International Laws and Regulations for IVD Products

Whether or not we obtain FDA marketing authorization for a clinical diagnostic product in the future, we must still obtain the requisite approvals from regulatory authorities in non-U.S. countries prior to the marketing of any product for clinical diagnostic use in those countries. The regulations in other jurisdictions vary from those in the United States and may be easier or more difficult to satisfy and are subject to change. For example, the European Commission published Regulation (EU) 2024/1860 in July 2024. This new regulation amended Regulation (EU) 2017/745 on medical devices (MDR) and Regulation (EU) 2017/746 on in vitro diagnostics (IVD Regulation). Under Regulation (EU) 2024/1860, the transitional periods for certain IVDs have been extended, the implementation of the EUDAMED database will be rolled out in phases, and manufacturers are required to provide notification to the competent authority and healthcare institutions before the interruption or discontinuation of supply of certain medical devices and IVDs.
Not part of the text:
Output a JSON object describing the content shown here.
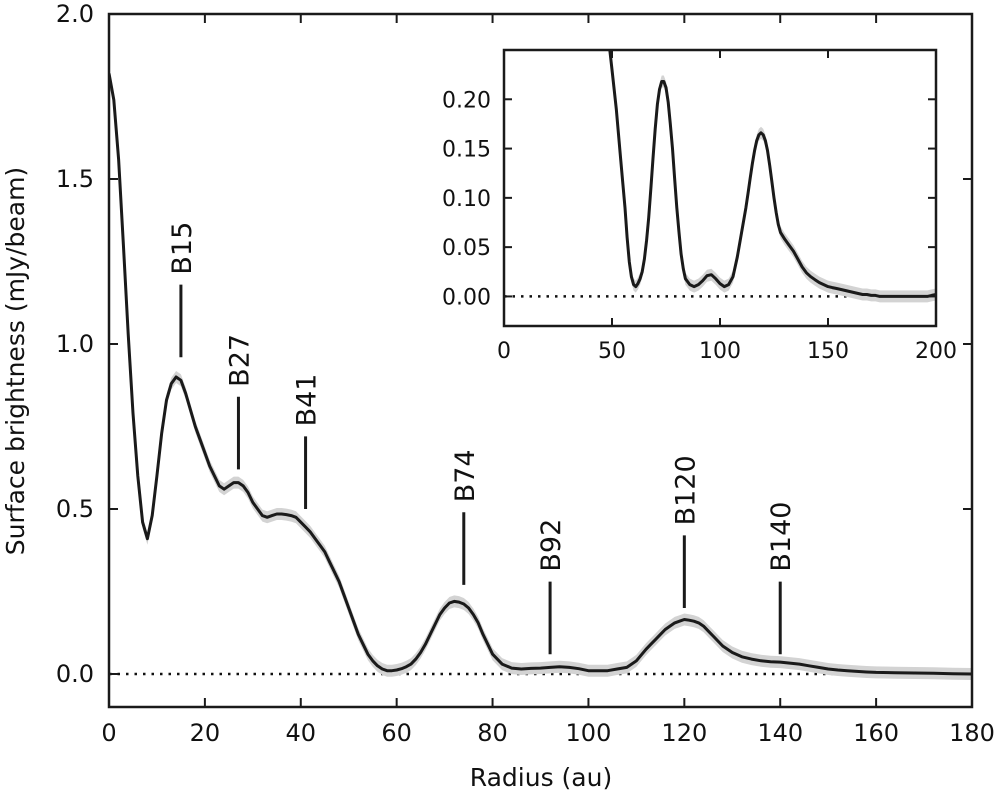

Outside of the European Union, regulatory authorization needs to be sought on a country-by-country basis in order for us to market any clinical diagnostic products. Some countries have adopted medical device regulatory regimes, such as the Medical Device Administrative Control System (“MDACS”) published by the Hong Kong Department of Health, the Health Sciences Authority of Singapore regulation of medical devices under the Health Products Act and Health Products (Medical Devices) Regulations, and Health Canada’s risk-based classification system for devices, among others, that incorporate IVD products like the FDA’s current system. Each country may have its own processes and requirements for IVD licensing, approval/clearance and regulation, therefore requiring us to seek any regulatory approvals on a country-by-country basis.

Corporate Information

Quantum-Si Incorporated was originally incorporated under the laws of the State of Delaware on June 24, 2013. Our principal executive offices are located at 29 Business Park Drive, Branford, Connecticut 06405, and our telephone number is (866) 688-7374.

Information Available on the Internet

Our internet address is https://www.quantum-si.com, to which we regularly post copies of our press releases as well as additional information about us. Our annual reports on Form 10-K, quarterly reports on Form 10-Q, current reports on Form 8-K and all amendments to those reports, will be available to you free of charge through the Investor Relations section of our website as soon as reasonably practicable after such materials have been electronically filed with, or furnished to the SEC. The SEC maintains an internet site (http://www.sec.gov) that contains reports, proxy and information statements and other information regarding issuers that file electronically with the SEC. We include our web site address in this Annual Report on Form 10-K only as an inactive textual reference. The information contained in our website does not constitute a part of this report or our other filings with the SEC.